CROMOS
UNIVERSO DE UN JUEGO
Cromos. Museo Pedagógico de la Facultad de Ciencias de la Educación de la Universidad de Sevilla
La ilusión compartida se multiplica. En una España asolada por la posguerra, donde la carencia era el santo y seña de una sociedad tatuada por la desesperanza y el miedo, las niñas de la época no perdieron la alegría. En la calle tuvieron lo que una sociedad avanzada ha hurtado a la infancia actual: un escenario único para compartir en libertad, sin riesgos para la integridad física, toda clase de juegos. La creatividad, la complicidad, el aprendizaje de estrategias de innegable utilidad para la vida en cierto modo neutralizaron la penuria. La calle fue hogar donde nacieron sueños nunca olvidados formando parte de una educación que, si en algún sentido fue severa dentro del hogar y de las aulas, lo cual sucedía en no pocas ocasiones, no impidió que pudieran gozar con recursos que han llegado hasta nuestros días. Uno de ellos: los cromos.
El coleccionismo en la década de los 50 trajo consigo numerosas satisfacciones y enseñanzas. A diferencia del juego individual que exigen ciertos juguetes con el aislamiento correspondiente, lo cual existió entonces y persiste ahora acentuado con el uso de algunas tecnologías, los cromos eran una vía formidable para hacer acopio de amigas sin excesivo esfuerzo.
Ya con el mero hecho de tener que completar la colección correspondiente debiendo buscar el intercambio de cromos con otras niñas, la socialización estaba asegurada. Cualquier ocasión servía para convertirse en una avezada experta en las lides del regateo. Como era frecuente tener cromos repetidos, si la suerte sonreía a una niña haciéndose con uno difícil de hallar, la “negociación” estaba en marcha, y podía exigir el “pago” de cuatro o cinco cromos por el que tan ansiosamente perseguía su compañera, amiga, familiar… Esa astucia y capacidad para el comercio, ir directamente al objetivo perseguido y disponerse a obtenerlo se hallaba en el ánimo de todas.

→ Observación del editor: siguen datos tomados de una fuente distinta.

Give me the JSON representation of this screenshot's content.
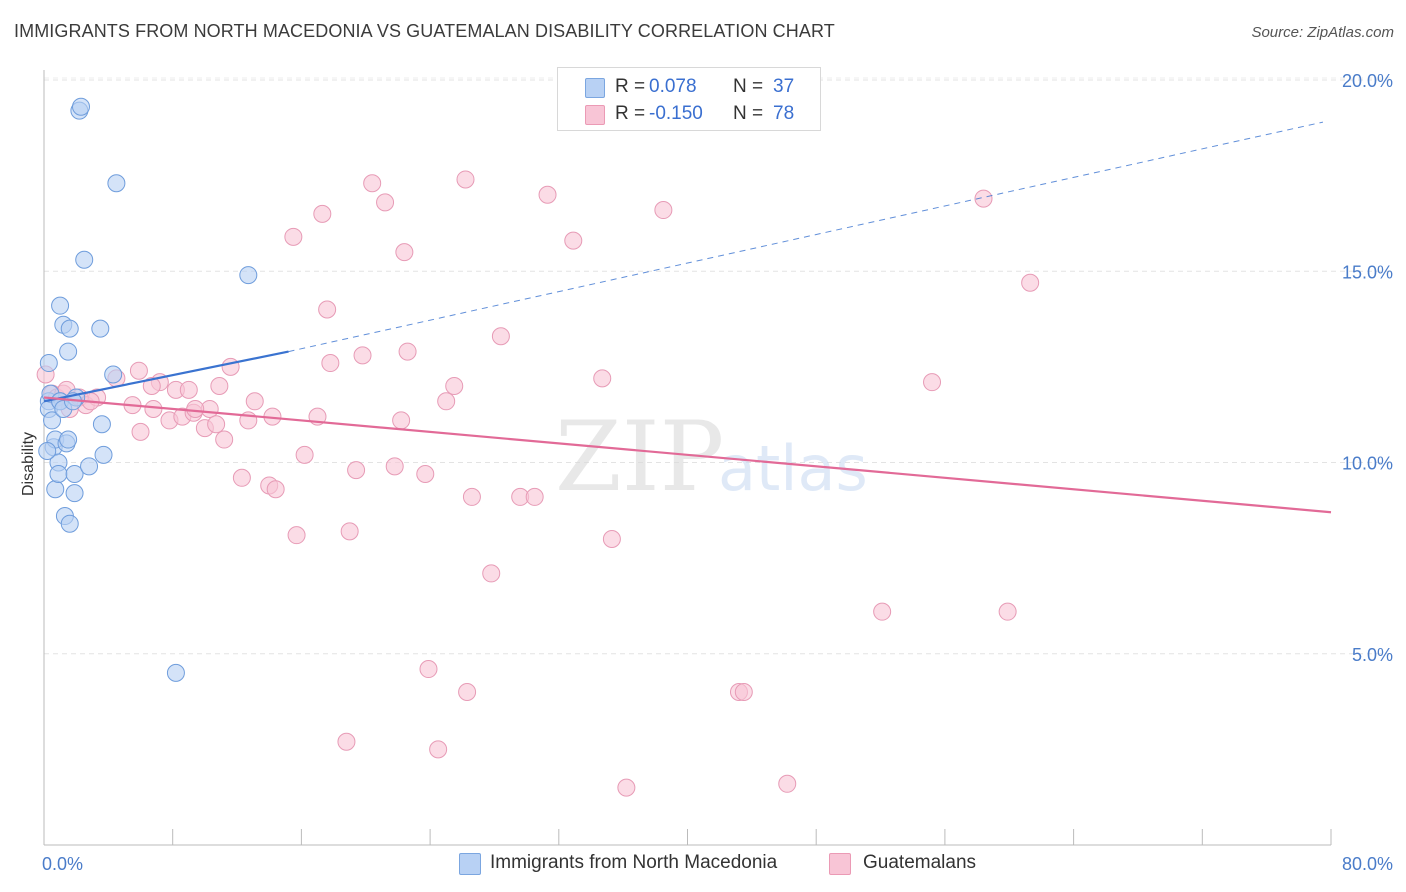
{
  "title": "IMMIGRANTS FROM NORTH MACEDONIA VS GUATEMALAN DISABILITY CORRELATION CHART",
  "source": "Source: ZipAtlas.com",
  "watermark": {
    "zip": "ZIP",
    "atlas": "atlas"
  },
  "legend": {
    "r_label": "R =",
    "n_label": "N =",
    "rows": [
      {
        "r": "0.078",
        "n": "37",
        "fill": "#b8d1f4",
        "stroke": "#7ba6e0"
      },
      {
        "r": "-0.150",
        "n": "78",
        "fill": "#f8c5d6",
        "stroke": "#eb9ab5"
      }
    ]
  },
  "bottom_legend": [
    {
      "label": "Immigrants from North Macedonia"
    },
    {
      "label": "Guatemalans"
    }
  ],
  "chart_data": {
    "type": "scatter",
    "title": "IMMIGRANTS FROM NORTH MACEDONIA VS GUATEMALAN DISABILITY CORRELATION CHART",
    "xlabel": "",
    "ylabel": "Disability",
    "xlim": [
      0,
      80
    ],
    "ylim": [
      0,
      20
    ],
    "x_tick_labels": {
      "min": "0.0%",
      "max": "80.0%"
    },
    "y_ticks": [
      {
        "value": 5,
        "label": "5.0%"
      },
      {
        "value": 10,
        "label": "10.0%"
      },
      {
        "value": 15,
        "label": "15.0%"
      },
      {
        "value": 20,
        "label": "20.0%"
      }
    ],
    "colors": {
      "blue": "#3a73d0",
      "pink": "#e26a97",
      "blue_fill": "#b8d1f4",
      "pink_fill": "#f8c5d6"
    },
    "series": [
      {
        "name": "Immigrants from North Macedonia",
        "color": "blue",
        "trend": {
          "x0": 0,
          "y0": 11.6,
          "x1_solid": 15.2,
          "y1_solid": 12.9,
          "x1_dashed": 79.5,
          "y1_dashed": 18.9
        },
        "points": [
          [
            0.3,
            12.6
          ],
          [
            0.3,
            11.6
          ],
          [
            0.3,
            11.4
          ],
          [
            0.4,
            11.8
          ],
          [
            0.5,
            11.1
          ],
          [
            0.6,
            10.4
          ],
          [
            0.7,
            10.6
          ],
          [
            0.7,
            9.3
          ],
          [
            0.9,
            10.0
          ],
          [
            0.9,
            9.7
          ],
          [
            1.0,
            11.6
          ],
          [
            1.0,
            11.6
          ],
          [
            1.0,
            14.1
          ],
          [
            1.2,
            11.4
          ],
          [
            1.2,
            13.6
          ],
          [
            1.3,
            8.6
          ],
          [
            1.4,
            10.5
          ],
          [
            1.5,
            10.6
          ],
          [
            1.5,
            12.9
          ],
          [
            1.6,
            8.4
          ],
          [
            1.6,
            13.5
          ],
          [
            1.9,
            9.7
          ],
          [
            1.9,
            9.2
          ],
          [
            2.0,
            11.7
          ],
          [
            2.2,
            19.2
          ],
          [
            2.3,
            19.3
          ],
          [
            2.5,
            15.3
          ],
          [
            2.8,
            9.9
          ],
          [
            3.5,
            13.5
          ],
          [
            3.6,
            11.0
          ],
          [
            3.7,
            10.2
          ],
          [
            4.3,
            12.3
          ],
          [
            4.5,
            17.3
          ],
          [
            8.2,
            4.5
          ],
          [
            12.7,
            14.9
          ],
          [
            1.8,
            11.6
          ],
          [
            0.2,
            10.3
          ]
        ]
      },
      {
        "name": "Guatemalans",
        "color": "pink",
        "trend": {
          "x0": 0,
          "y0": 11.7,
          "x1": 80,
          "y1": 8.7
        },
        "points": [
          [
            0.1,
            12.3
          ],
          [
            0.5,
            11.8
          ],
          [
            0.8,
            11.7
          ],
          [
            1.2,
            11.8
          ],
          [
            1.6,
            11.4
          ],
          [
            2.2,
            11.7
          ],
          [
            2.6,
            11.5
          ],
          [
            3.3,
            11.7
          ],
          [
            4.5,
            12.2
          ],
          [
            5.5,
            11.5
          ],
          [
            5.9,
            12.4
          ],
          [
            6.0,
            10.8
          ],
          [
            6.8,
            11.4
          ],
          [
            7.2,
            12.1
          ],
          [
            7.8,
            11.1
          ],
          [
            8.2,
            11.9
          ],
          [
            8.6,
            11.2
          ],
          [
            9.0,
            11.9
          ],
          [
            9.3,
            11.3
          ],
          [
            10.0,
            10.9
          ],
          [
            10.3,
            11.4
          ],
          [
            10.7,
            11.0
          ],
          [
            10.9,
            12.0
          ],
          [
            11.2,
            10.6
          ],
          [
            11.6,
            12.5
          ],
          [
            12.7,
            11.1
          ],
          [
            13.1,
            11.6
          ],
          [
            14.0,
            9.4
          ],
          [
            14.2,
            11.2
          ],
          [
            14.4,
            9.3
          ],
          [
            15.5,
            15.9
          ],
          [
            15.7,
            8.1
          ],
          [
            16.2,
            10.2
          ],
          [
            17.0,
            11.2
          ],
          [
            17.3,
            16.5
          ],
          [
            17.6,
            14.0
          ],
          [
            17.8,
            12.6
          ],
          [
            18.8,
            2.7
          ],
          [
            19.0,
            8.2
          ],
          [
            19.4,
            9.8
          ],
          [
            19.8,
            12.8
          ],
          [
            20.4,
            17.3
          ],
          [
            21.2,
            16.8
          ],
          [
            21.8,
            9.9
          ],
          [
            22.2,
            11.1
          ],
          [
            22.4,
            15.5
          ],
          [
            22.6,
            12.9
          ],
          [
            23.7,
            9.7
          ],
          [
            23.9,
            4.6
          ],
          [
            24.5,
            2.5
          ],
          [
            25.0,
            11.6
          ],
          [
            25.5,
            12.0
          ],
          [
            26.2,
            17.4
          ],
          [
            26.3,
            4.0
          ],
          [
            26.6,
            9.1
          ],
          [
            27.8,
            7.1
          ],
          [
            28.4,
            13.3
          ],
          [
            29.6,
            9.1
          ],
          [
            30.5,
            9.1
          ],
          [
            31.3,
            17.0
          ],
          [
            32.9,
            15.8
          ],
          [
            34.7,
            12.2
          ],
          [
            35.3,
            8.0
          ],
          [
            36.2,
            1.5
          ],
          [
            38.5,
            16.6
          ],
          [
            43.2,
            4.0
          ],
          [
            43.5,
            4.0
          ],
          [
            46.2,
            1.6
          ],
          [
            52.1,
            6.1
          ],
          [
            55.2,
            12.1
          ],
          [
            58.4,
            16.9
          ],
          [
            59.9,
            6.1
          ],
          [
            61.3,
            14.7
          ],
          [
            12.3,
            9.6
          ],
          [
            9.4,
            11.4
          ],
          [
            2.9,
            11.6
          ],
          [
            6.7,
            12.0
          ],
          [
            1.4,
            11.9
          ]
        ]
      }
    ]
  }
}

Lo cromos enseñaban el valor del ahorro y era habitual sacrificarse para no gastar la “perra chica” o la “perra gorda” (en el argot popular se denominaba así a los céntimos, fracciones de la peseta, moneda entonces en curso), necesaria para comprar los pequeños sobres que contenían los cromos. Podía más el entusiasmo y el ansia por descubrir si el contenido permitía ir rellenando el álbum que cualquier otra cosa.
Los cromos han sido vehículos de cultura. Podían reproducir escenas de la naturaleza, de la geografía, de historia, de los usos y costumbres populares, de las distintas razas humanas, de escudos, del abecedario, de personajes destacados socialmente, como era el caso de diferentes equipos de fútbol del momento, bografías… Era más que entretenimiento como han constatado quienes pudieron conservar aquellos álbumes antiguos que hoy son cotizados.
Además de completar los álbumes, lo cual era una afición compartida también por los niños, estaban aquellos cromos que se utilizaban para jugar en una superficie plana que permitía poder darles la vuelta con la mano hueca; era un juego propio de las niñas. La que era más diestra en el procedimiento ganaba el número de cromos que hubiese volteado. Era habitual ver corrillos en los patios del colegio aprovechando los momentos de solaz recreo para tratar de llevarse a casa unos cuántos. En general, el uso de los cromos fomentaba el orden, enseñaba el valor del cuidado de las cosas, y la atención. En muchos casos se seguía una especie de ritual. Así, por ejemplo, se conservaban cuidadosamente en pequeñas cajitas, como sucedía con aquellos destinados al juego que solían venir pespunteados, con imágenes de muñecas, bustos de ellas, u otros elementos.
Los cromos fueron, junto a otros juegos como el de las tabas, el signo de una época feliz para una infancia que se conformaba y disfrutaba con lo poco que tenía, y que aprendió también a ser creativa, a saber comunicarse y reconocer la riqueza que existe en poder compartir con los demás lo que se posee, amén de apreciar el valor de la colegialidad y del compañerismo.